The Role of Homebuyer Activism
Organizations like FPCE have been instrumental in highlighting systemic issues in the real estate sector. Their advocacy has often brought attention to regulatory gaps and policy failures.
By raising the issue of missing annual reports, FPCE seeks to push for greater transparency and accountability.
Homebuyer activism has evolved significantly over the past decade. Collective action has influenced policy amendments and judicial decisions.
Such vigilance plays a vital role in strengthening democratic accountability.
Broader Challenges in Real Estate Regulation
Beyond annual report publication, the real estate sector faces ongoing challenges:
- Delayed project completions
- Financial stress among developers
- Rising construction costs
- Legal disputes over land ownership
- Inconsistent enforcement standards
RERA was designed to address many of these issues, but effective implementation remains key.
Without strong institutional functioning, even well-drafted laws can lose impact.
What Needs to Be Done
To restore confidence and ensure compliance, several steps may be necessary:
Mandatory Monitoring
The central housing ministry could establish a monitoring dashboard tracking state-level compliance.
Penalties for Non-Compliance
Clear consequences for failing to publish annual reports may encourage adherence.
Increased Transparency
Digital publication of reports in accessible formats can improve public trust.
Independent Audits
Periodic third-party audits of RERA functioning may strengthen accountability.

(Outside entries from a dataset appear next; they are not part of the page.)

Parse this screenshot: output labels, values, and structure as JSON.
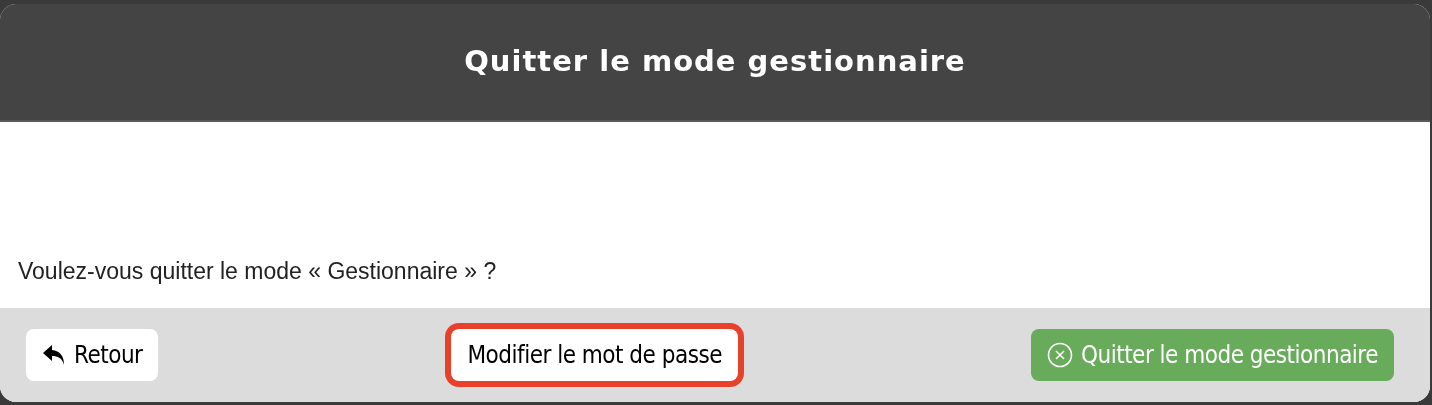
{
  "dialog": {
    "title": "Quitter le mode gestionnaire",
    "message": "Voulez-vous quitter le mode « Gestionnaire » ?",
    "buttons": [
      {
        "kind": "back",
        "label": "Retour",
        "highlighted": false
      },
      {
        "kind": "plain",
        "label": "Modifier le mot de passe",
        "highlighted": true
      },
      {
        "kind": "confirm",
        "label": "Quitter le mode gestionnaire",
        "highlighted": false
      }
    ]
  }
}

The Way Forward for Homebuyers
For homebuyers, awareness remains critical. Before investing in a project, buyers should:
- Verify project registration status on RERA portals
- Review available project details and approvals
- Check developer track records
- Monitor complaint resolution mechanisms
While regulatory gaps are concerning, informed buyers can reduce risk through due diligence.
Conclusion
The allegation that over 75 percent of state RERAs have failed to publish annual reports raises serious questions about transparency and accountability in India’s real estate regulatory system.

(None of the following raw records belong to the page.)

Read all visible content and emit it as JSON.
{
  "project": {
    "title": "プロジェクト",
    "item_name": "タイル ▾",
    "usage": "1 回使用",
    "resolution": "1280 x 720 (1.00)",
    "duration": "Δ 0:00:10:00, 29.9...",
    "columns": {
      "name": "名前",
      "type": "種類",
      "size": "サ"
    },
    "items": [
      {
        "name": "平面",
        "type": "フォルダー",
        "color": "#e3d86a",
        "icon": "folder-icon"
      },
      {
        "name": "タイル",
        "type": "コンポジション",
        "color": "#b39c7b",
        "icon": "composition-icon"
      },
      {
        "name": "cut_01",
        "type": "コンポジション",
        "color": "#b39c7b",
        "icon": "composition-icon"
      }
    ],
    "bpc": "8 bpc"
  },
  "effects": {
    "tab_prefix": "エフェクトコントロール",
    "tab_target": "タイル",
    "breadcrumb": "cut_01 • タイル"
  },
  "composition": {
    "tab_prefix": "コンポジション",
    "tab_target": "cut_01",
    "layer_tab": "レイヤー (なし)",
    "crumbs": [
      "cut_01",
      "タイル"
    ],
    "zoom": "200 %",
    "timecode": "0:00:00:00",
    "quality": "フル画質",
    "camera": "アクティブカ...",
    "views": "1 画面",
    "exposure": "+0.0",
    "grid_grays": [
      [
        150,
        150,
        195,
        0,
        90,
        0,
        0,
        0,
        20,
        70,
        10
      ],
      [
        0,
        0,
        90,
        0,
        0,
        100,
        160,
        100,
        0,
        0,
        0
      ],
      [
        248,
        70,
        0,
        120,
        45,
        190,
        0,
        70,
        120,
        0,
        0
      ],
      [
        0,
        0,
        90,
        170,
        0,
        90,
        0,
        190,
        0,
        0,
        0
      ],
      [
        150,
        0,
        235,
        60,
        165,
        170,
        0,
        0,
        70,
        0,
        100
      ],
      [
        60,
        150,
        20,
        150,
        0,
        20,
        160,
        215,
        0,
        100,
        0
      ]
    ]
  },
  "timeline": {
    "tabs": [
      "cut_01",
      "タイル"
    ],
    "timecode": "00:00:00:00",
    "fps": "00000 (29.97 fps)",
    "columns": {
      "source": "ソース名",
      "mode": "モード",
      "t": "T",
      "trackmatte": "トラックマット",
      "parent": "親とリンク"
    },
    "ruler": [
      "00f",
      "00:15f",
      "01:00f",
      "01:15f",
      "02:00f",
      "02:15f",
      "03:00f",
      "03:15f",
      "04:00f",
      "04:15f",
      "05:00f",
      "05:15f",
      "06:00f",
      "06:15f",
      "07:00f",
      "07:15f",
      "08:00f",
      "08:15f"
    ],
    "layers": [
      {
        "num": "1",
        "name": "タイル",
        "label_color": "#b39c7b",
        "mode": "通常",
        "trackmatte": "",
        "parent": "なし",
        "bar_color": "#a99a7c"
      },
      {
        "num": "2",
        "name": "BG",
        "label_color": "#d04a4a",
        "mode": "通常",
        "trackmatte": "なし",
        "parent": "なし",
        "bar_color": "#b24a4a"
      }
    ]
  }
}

RERA was introduced to protect homebuyers and rebuild trust in the property market. If regulatory authorities themselves do not comply with statutory requirements, the credibility of the system is at stake.
Publishing annual reports is not a technicality. It is a fundamental aspect of institutional transparency. Homebuyers deserve clarity on how complaints are handled, penalties imposed, and regulatory powers exercised.
As advocacy groups continue to raise concerns, policymakers must respond decisively. Strengthening oversight mechanisms and ensuring compliance can help restore confidence.
In a sector where financial stakes are high and emotional investments even higher, accountability is not optional. It is essential.